In 1893, he compiled a .343 batting average in 321 at bats for Macon. His strong performance in Macon drew the attention of the Pittsburgh Pirates. He made his major league debut in August 1893, appearing in three games with the Pirates. He had no hits in six at bats.

Gillen returned to the minor leagues, playing for the Wilkes-Barre Coal Barons in 1894 and the Detroit Tigers in 1895 and 1896. He had some of his best seasons at Detroit. He had a career-high .344 batting average in 471 at bats for Detroit during the 1895 season.

After a strong showing in Detroit, Gillen was drafted by the Philadelphia Phillies for the 1897 season. As the close of spring training in 1897, The Philadelphia Inquirer wrote: "Gillen has demonstrated in many hard and trying plays that he is a natural infielder -- an artist of the first water. He covers his ground, walks and throws almost precisely similar to Tommy Corcoran. He shows greater speed in handling hard grounders each game and his throwing improves as well." He appeared in 75 games for the 1897 Phillies, 69 of those games as the team's shortstop.
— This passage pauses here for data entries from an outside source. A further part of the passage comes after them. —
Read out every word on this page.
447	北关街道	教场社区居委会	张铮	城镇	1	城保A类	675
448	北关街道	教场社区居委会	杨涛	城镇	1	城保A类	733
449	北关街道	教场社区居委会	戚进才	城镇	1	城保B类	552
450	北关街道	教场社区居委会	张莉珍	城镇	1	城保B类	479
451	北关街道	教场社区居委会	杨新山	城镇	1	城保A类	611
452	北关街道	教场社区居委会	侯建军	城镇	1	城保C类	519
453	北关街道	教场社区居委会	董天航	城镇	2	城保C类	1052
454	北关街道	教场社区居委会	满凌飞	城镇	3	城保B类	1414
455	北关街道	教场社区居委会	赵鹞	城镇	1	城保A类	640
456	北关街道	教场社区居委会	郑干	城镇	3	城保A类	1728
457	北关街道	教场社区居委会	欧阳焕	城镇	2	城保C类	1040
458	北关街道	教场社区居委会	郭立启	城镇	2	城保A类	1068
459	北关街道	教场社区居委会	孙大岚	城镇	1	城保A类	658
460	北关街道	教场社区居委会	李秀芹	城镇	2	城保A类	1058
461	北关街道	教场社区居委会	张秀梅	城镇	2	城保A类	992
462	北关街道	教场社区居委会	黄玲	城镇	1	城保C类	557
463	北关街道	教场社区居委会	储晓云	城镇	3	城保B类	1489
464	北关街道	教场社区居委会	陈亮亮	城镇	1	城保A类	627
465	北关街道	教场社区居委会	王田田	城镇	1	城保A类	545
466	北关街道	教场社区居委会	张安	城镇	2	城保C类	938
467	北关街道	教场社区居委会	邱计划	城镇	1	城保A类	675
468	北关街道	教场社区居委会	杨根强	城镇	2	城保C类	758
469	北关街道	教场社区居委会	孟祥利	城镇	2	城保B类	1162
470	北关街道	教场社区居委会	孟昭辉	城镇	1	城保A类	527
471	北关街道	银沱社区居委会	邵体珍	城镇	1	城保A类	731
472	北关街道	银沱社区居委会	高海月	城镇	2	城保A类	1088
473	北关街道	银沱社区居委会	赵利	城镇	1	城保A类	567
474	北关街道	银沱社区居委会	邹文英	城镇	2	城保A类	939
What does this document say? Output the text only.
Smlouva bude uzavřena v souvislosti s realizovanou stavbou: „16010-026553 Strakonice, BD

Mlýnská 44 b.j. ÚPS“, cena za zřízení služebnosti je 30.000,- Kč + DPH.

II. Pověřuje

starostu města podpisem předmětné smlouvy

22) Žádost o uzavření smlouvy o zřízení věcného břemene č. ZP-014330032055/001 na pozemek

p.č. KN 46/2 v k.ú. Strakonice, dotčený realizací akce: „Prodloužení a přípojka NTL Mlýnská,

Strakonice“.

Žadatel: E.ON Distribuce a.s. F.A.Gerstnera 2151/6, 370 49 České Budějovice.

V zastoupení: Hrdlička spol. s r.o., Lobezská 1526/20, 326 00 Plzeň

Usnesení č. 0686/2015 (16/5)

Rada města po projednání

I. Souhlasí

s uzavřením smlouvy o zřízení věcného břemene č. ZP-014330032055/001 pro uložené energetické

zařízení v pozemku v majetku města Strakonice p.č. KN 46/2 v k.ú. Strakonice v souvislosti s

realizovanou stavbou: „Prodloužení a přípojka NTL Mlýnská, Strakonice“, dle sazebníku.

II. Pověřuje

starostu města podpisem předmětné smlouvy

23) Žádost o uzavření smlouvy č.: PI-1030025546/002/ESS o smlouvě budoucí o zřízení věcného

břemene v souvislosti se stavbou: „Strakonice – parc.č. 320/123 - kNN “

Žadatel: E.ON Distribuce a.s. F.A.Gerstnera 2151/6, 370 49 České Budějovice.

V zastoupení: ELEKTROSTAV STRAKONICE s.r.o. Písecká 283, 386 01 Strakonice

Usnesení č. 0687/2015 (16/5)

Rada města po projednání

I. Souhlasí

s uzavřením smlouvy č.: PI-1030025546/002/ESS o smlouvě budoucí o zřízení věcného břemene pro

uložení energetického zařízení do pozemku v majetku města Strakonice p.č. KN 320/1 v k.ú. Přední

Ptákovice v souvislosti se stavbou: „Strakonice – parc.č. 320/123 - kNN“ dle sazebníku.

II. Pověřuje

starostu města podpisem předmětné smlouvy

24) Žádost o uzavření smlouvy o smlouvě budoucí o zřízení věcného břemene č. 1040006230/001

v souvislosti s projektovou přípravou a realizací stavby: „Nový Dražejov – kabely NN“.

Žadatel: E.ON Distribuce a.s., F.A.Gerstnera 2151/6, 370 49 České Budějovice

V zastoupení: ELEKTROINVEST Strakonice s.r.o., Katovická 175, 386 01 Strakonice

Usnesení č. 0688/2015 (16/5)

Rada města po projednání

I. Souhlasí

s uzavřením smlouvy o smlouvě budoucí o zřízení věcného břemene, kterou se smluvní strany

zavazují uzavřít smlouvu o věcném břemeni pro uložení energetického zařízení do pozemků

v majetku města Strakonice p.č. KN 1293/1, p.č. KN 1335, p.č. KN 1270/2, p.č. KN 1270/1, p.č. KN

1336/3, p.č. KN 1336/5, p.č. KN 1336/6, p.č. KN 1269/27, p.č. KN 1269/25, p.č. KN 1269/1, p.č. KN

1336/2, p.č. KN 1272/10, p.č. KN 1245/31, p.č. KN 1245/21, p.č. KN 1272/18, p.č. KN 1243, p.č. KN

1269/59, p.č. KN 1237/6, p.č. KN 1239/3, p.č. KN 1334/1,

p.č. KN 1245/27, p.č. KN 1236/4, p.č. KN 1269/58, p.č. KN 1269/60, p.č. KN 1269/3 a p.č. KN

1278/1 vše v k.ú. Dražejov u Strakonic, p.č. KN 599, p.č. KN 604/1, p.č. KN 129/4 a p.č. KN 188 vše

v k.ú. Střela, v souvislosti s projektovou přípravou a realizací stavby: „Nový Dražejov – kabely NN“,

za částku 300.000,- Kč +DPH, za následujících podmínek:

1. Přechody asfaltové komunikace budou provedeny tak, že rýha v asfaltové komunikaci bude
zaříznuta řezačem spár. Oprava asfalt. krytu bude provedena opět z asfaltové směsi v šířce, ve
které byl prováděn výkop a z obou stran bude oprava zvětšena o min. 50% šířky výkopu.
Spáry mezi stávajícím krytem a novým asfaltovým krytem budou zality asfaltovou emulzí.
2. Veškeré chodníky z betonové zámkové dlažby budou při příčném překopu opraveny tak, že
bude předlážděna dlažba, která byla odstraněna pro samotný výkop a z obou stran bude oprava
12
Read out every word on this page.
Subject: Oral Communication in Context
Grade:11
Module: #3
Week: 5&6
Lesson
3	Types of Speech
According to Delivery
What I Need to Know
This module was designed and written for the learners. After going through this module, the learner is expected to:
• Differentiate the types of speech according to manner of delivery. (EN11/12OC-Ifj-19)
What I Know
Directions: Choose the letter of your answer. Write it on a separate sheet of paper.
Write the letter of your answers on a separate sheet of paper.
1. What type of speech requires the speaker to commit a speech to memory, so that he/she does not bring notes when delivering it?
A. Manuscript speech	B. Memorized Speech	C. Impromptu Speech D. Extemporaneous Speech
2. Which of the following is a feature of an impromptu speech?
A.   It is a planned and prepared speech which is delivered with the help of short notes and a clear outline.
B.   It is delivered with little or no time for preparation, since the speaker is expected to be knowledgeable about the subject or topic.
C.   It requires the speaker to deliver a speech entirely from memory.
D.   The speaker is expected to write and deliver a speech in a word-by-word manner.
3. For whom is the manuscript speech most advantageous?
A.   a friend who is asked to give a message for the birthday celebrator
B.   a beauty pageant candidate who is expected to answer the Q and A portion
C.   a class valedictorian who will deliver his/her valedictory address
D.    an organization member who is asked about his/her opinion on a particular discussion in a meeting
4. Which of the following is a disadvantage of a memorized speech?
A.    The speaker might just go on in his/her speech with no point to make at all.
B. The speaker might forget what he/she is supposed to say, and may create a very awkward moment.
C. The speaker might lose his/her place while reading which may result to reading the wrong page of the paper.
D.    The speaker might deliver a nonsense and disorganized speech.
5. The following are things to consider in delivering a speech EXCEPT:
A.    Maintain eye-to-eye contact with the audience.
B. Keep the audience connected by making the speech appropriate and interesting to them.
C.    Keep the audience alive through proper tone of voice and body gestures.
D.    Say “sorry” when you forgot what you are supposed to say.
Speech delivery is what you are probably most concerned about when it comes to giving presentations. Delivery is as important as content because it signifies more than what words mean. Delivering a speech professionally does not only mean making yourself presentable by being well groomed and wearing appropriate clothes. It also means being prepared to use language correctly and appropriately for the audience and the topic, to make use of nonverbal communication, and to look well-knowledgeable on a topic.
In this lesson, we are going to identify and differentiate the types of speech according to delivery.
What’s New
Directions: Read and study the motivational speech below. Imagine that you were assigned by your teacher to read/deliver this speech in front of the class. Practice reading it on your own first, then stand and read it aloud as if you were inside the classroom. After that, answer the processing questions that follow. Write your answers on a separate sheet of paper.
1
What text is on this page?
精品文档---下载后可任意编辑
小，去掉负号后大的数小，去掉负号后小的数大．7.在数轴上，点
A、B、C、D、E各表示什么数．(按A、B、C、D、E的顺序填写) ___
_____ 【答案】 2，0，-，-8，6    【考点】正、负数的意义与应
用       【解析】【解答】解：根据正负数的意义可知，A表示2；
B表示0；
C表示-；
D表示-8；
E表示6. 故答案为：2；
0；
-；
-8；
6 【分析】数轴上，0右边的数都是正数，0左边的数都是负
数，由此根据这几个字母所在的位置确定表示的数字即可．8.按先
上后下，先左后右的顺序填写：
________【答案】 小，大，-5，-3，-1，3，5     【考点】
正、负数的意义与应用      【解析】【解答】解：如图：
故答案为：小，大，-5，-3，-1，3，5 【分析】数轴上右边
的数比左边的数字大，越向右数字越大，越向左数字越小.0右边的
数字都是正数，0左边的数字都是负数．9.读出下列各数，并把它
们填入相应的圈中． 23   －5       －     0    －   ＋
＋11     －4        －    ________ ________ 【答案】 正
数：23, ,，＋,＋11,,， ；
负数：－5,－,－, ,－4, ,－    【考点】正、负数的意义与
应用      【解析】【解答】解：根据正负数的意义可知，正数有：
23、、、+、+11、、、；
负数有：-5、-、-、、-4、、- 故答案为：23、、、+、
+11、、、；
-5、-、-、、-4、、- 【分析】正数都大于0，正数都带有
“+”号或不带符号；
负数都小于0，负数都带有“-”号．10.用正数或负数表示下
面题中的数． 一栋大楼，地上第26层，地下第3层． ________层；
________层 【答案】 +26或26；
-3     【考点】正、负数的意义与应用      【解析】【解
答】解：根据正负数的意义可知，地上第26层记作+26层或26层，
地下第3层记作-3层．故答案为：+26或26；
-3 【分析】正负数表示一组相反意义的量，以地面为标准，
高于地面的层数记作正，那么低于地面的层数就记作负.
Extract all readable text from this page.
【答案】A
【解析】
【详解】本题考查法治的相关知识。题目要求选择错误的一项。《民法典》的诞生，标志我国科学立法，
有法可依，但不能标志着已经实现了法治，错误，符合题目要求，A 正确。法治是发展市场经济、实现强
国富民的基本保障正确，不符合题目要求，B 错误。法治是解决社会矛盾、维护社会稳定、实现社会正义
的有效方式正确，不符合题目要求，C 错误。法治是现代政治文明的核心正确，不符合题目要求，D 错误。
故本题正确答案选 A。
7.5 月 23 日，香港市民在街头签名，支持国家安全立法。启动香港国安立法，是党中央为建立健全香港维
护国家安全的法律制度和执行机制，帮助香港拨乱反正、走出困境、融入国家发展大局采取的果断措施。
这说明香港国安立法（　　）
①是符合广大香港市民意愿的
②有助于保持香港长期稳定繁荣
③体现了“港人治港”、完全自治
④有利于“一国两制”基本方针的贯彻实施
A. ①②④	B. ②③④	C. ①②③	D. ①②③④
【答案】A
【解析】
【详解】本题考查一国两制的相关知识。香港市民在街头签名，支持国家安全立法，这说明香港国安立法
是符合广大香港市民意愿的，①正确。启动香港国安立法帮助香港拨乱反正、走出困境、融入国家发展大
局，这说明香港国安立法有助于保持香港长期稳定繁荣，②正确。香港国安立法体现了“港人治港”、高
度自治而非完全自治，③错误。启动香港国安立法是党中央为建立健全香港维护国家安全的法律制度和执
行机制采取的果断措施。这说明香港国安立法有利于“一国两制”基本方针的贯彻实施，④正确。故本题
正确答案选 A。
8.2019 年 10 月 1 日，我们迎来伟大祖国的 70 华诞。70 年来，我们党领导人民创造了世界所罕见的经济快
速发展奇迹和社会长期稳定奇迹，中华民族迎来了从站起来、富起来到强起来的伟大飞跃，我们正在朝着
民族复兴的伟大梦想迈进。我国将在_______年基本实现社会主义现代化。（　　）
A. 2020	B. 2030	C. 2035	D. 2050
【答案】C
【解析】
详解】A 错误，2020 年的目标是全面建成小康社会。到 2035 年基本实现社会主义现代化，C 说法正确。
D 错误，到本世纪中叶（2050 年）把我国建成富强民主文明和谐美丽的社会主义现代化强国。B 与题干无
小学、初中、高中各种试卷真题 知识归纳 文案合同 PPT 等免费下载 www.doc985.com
He compiled a .259 batting average but also drew 35 bases on balls to boost his on-base percentage to .353.

In July 1897, Gillen was traded by the Phillies to the St. Paul Saints in exchange for Frank Shugart. He played for St. Paul in the last part of the 1897 season and throughout the 1898 season. Prior to the 1899 season, Gillen was traded by St. Paul to the Columbus Buckeyes with George Cross for Dan Lally. He played for Columbus for part of the 1899 season before being released. He signed in July 1899 with the Fort Wayne Indians. The Indianapolis News announced his arrival: "Sammy Gillen once touted as the fastest infielder in the Western league, and always, in the old days, a consistent hitter, has gone down the line until he has finally landed in Fort Wayne."

Gillen concluded his professional baseball career at the end of the 1899 season. Over the 10-year course of his career, Gillen appeared in at least 755 professional baseball games and totaled at least 513 runs scored, 795 hits, 202 extra base hits, and 105 stolen bases.

==Later years==
In May 1905, Gillen died suddenly from pneumonia at his parents' home in Allegheny, Pennsylvania. He was 37 years old.